Weare v. Linnell

29 Mich. 224 | Mich. | 1874

Cooley, J.

The complainant filed his bill in this cause to have his right established in certain lands, the apparent title to which is vested in defendant Moffat.

The complainant’s case is, that in the year 1856 he located the lands with military land warrants owned by himself, at the United States land office at Ionia, Michigan, but that he made such location in the name of the defendant Linnell, then an infant of the age of fourteen years, who was then expected to live with complainant as a member of his family until he should arrive at his majority. The object in making the location in Linnell’s name is stated by complainant to have been to secure to said Linnell a compensation or recompense for his services he was expected to perform for the complainant, and to render him safe in all possible contingencies.
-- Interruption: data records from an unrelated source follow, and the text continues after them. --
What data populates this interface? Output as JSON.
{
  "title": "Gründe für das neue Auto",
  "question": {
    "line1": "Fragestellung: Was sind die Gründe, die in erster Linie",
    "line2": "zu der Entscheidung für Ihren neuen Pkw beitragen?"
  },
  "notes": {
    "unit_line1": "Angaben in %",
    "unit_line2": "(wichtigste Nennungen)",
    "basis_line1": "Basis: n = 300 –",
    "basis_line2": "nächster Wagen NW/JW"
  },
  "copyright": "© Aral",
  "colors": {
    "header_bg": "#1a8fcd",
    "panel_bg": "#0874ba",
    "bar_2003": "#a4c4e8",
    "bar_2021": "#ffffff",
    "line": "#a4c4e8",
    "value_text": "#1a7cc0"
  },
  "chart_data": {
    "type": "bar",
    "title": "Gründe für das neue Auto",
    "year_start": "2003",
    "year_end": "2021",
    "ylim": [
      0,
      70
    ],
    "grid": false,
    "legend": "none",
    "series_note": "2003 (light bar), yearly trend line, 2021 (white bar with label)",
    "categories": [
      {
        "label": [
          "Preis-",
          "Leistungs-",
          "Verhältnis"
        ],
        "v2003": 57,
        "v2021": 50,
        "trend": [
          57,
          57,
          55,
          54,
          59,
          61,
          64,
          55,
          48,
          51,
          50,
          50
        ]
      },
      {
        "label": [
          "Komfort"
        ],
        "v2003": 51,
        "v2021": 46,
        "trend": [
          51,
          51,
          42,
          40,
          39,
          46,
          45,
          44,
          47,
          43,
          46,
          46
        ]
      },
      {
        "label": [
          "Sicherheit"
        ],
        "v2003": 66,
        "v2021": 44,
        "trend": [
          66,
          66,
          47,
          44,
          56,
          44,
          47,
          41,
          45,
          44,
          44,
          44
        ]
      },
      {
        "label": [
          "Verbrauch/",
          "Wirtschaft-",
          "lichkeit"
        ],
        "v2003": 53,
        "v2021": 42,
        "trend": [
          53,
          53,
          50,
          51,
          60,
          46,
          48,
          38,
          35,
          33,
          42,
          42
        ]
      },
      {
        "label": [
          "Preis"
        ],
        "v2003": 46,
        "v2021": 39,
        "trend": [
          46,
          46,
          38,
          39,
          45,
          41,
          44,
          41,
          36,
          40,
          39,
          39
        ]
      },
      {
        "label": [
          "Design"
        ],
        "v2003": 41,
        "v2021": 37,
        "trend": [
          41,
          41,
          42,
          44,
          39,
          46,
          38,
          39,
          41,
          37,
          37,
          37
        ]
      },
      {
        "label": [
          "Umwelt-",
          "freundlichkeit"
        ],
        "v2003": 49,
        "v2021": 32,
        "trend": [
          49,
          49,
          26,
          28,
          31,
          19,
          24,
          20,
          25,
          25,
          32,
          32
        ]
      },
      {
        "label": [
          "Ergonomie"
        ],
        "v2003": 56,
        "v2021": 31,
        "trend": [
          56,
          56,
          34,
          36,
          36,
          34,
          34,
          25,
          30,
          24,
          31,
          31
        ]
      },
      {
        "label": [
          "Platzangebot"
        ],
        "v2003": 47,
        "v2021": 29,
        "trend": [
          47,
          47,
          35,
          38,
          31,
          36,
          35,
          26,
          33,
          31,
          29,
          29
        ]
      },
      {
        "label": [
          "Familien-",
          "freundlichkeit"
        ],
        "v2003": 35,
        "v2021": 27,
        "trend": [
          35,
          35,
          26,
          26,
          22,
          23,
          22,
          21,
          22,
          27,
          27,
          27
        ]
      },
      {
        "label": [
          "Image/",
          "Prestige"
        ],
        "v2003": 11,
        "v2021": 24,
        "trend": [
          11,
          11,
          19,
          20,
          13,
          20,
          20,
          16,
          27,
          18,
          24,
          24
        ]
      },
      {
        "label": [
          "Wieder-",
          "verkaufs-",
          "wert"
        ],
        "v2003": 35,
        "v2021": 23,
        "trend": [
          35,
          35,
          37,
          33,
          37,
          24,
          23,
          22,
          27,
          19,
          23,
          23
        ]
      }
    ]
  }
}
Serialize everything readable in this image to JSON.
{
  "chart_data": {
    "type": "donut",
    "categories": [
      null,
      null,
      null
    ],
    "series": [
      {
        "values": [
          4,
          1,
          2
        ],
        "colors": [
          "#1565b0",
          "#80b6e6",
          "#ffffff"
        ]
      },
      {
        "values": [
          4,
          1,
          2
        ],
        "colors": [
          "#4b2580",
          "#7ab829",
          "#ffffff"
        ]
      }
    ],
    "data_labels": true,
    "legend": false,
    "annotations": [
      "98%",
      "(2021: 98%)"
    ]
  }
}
He avers that the certificates of location were never delivered to Linnell, but were taken by complainant and always remained in his hands; that Linnell in fact knew nothing of the location at the time; that he lived with complainant but a short period, and about the time he left was first told that the lands had been taken in his name, and then expressed an entire willingness to release any claim he might have, to complainant, but that when applied to for a conveyance to complainant after he had reached the age of twenty-one, he refused to give one, but conveyed the same to defendant Moffat, who was cognizant of all the facts. The prayer of the bill is that Moffat may be decreed to release to complainant, and for other and further relief. The defendant Moffat demurred, but his demurrer was overruled, and he then answered, claiming the rights of a bona -fide purchaser.

The court below appears, from the decree rendered in *226the case, to have regarded the transaction as constituling a sale of the lands by complainant to Linnell for the consideration of services to be performed by the latter while he remained a minor, and these never having been performed, the complainant is held to have an equitable lien upon the lands for the value of the warrants with which they were located, and for all costs and expenses attending the location, and for taxes subsequently paid, and interest upon the several amounts from the time of the location or of payment. And the decree ordered the lands to be sold to satisfy the amount of this lien.

The difficulty with the theory upon which the court proceeded is, that there never was any purchase of these lands by Linnell from complainant, and the theory of a vendor’s lien is inconsistent with the case made by the bill. A person cannot become a purchaser by a transaction'of which he is wholly ignorant, nor can there be, as against him, a vendor’s lien for a purchase price which he never agreed to pay. Whatever other relief, • therefore, it may be possible to give the complainant, the decree which was made below cannot be' supported.

We should suppose from the bill that the complainant regarded the transaction as constituting a mortgage of the lands by himself to Linnell to secure the latter a compensation for services to be performed by him. But this theory is also wholly inadmissible, because it is not alleged that any bargain of this nature 'was ever made, or that Linnell ever agreed to perform any services, or if he did, that he would receive payment in lands. And, consequently, if it be conceded that such a purchase of land by one man in the name of another upon a mutual agreement or understanding that the latter should hold it in security for- a demand owing by the former would constitute him mortgagee in equity, such concession will not aid the present case, because no such mutual agreement or understanding is pretended.

It is suggested in the brief on the part of complainant, *227that the conveyance of the land to Linnell was imperfect and incomplete, because the certificate of location was never delivered to him, and a patent has never issued. The question of delivery would be important had complainant himself been the party conveying; but here the title was to pass from the United States to' Linnell, and a delivery of the certificate to complainant for "Linnell was in law equivalent to a delivery to Linnell in person.

It is also suggested in the brief for complainant, that the case is one of resulting trust in complainant’s favor. Our statute (Comp. L. 1871, § b-120) declares that “When a grant for a valuable consideration shall be made to one person, and the consideration therefor shall be paid by another, no use or trust shall result in favor of the person by whom such payment shall be made; but the title shall vest in the person named as the alienee in such conveyance, subject only to the provisions of the next section.” The next section provides for the case of creditors, and is immaterial here. This statute appears to be directly in point, and complainant’s case is as plainly within it as any which could be suggested. For reasons of his own, he has purchased lands in the name of another. No deceit or fraud has been practiced upon him; no agreement was made with him which has been violated. He now seeks by parol evidence of having paid the purchase price, and of what his purpose was in so doing, to establish rights in himself in opposition to the apparent title. This is the very thing the statute above quoted was passed to preclude.

The decree of the court of chancery must be reversed, with costs of both courts, and the bill dismissed.

Campbell and Christiancy, JJ., concurred. Graves, Ch. J., did not sit in this case.